A parere di Lapenna “questo modo di operare, oggi, evidenzia tutte le sue lacune. Il governo regionale, anche nel corso di questa legislatura, si è sempre dimostrato lento nella gestione delle gravi crisi industriali e inadatto nella prevenzione delle situazioni di rischio. Il risultato di tutto ciò è che le maggiori realtà produttive locali attraversano una crisi senza precedenti che, nella totalità dei casi, diventa irrimediabile. In realtà insistere anche solo sull’aumento della produttività attraverso l’introduzione di tecnologia per rendere competitive le aziende è assolutamente limitativo rispetto alle reali cause e proporzioni del problema. Anche l’innovazione tecnologica non arresterebbe il fenomeno della chiusura di stabilimenti, poiché, le imprese europee e americane che delocalizzano la produzione verso paesi con bassi salari spesso sono multinazionali che sono all’avanguardia dal punto di vista tecnologico. La delocalizzazione avviene perchè il guadagno nei paesi dell’Europa dell’est o in Asia è molto maggiore per gli imprenditori grazie ai minor costi salariali e all’assenza di diritti sindacali.
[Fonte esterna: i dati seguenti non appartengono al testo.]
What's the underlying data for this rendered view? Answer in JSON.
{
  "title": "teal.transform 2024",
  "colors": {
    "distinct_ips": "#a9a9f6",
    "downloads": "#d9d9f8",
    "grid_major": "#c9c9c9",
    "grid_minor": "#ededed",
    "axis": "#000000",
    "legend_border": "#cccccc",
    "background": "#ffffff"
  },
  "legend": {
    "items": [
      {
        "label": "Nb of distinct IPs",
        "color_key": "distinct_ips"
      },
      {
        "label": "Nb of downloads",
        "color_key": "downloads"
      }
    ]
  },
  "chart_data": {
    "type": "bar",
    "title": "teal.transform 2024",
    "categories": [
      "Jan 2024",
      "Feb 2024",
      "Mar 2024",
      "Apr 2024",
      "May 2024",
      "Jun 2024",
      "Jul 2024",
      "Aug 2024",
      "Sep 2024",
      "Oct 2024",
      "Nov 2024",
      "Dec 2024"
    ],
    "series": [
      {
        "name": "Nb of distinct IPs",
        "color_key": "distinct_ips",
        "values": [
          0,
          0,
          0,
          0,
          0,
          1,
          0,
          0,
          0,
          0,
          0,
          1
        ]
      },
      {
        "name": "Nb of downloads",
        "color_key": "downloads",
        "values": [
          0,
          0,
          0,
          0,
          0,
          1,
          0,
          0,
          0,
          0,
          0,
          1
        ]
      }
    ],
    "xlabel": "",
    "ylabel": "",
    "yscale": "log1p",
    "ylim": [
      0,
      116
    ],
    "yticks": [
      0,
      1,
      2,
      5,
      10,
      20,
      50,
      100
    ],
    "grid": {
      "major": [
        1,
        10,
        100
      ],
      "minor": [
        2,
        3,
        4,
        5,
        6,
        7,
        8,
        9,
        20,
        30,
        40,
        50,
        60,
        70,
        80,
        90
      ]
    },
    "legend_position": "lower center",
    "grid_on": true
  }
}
Il consigliere regionale ritiene che vi debba essere una nuova politica che affronti in maniera seria il problema della crisi ponendo in essere atti di programmazione condivisibili e non semplici atti politici, con cui il centro sinistra lucano – a parere dell’esponente di FI- ha alimentato invece un sistema di gestione non produttivo, ancorato principalmente alla formazione professionale, un sistema vecchio e oramai superato, senza considerare i nuovi fattori del mercato moderno. È necessaria oggi l’applicazione di una politica riformista e riformatrice, così come ha ribadito Confindustira che ha presentato un Piano di azione mirato soprattutto alla ‘accelerazione ed alla semplificazione degli interventi’. Non più – conclude Lapenna- una politica di mero assistenzialismo che ha prodotto i danni economico sociali a cui stiamo assistendo, ma un processo di programmazione complessivo ed esaustivo, tenendo presente quelle che sono le nuove realtà produttive, poiché non è sufficiente risolvere le crisi industriali con qualche ammortizzatore sociale”.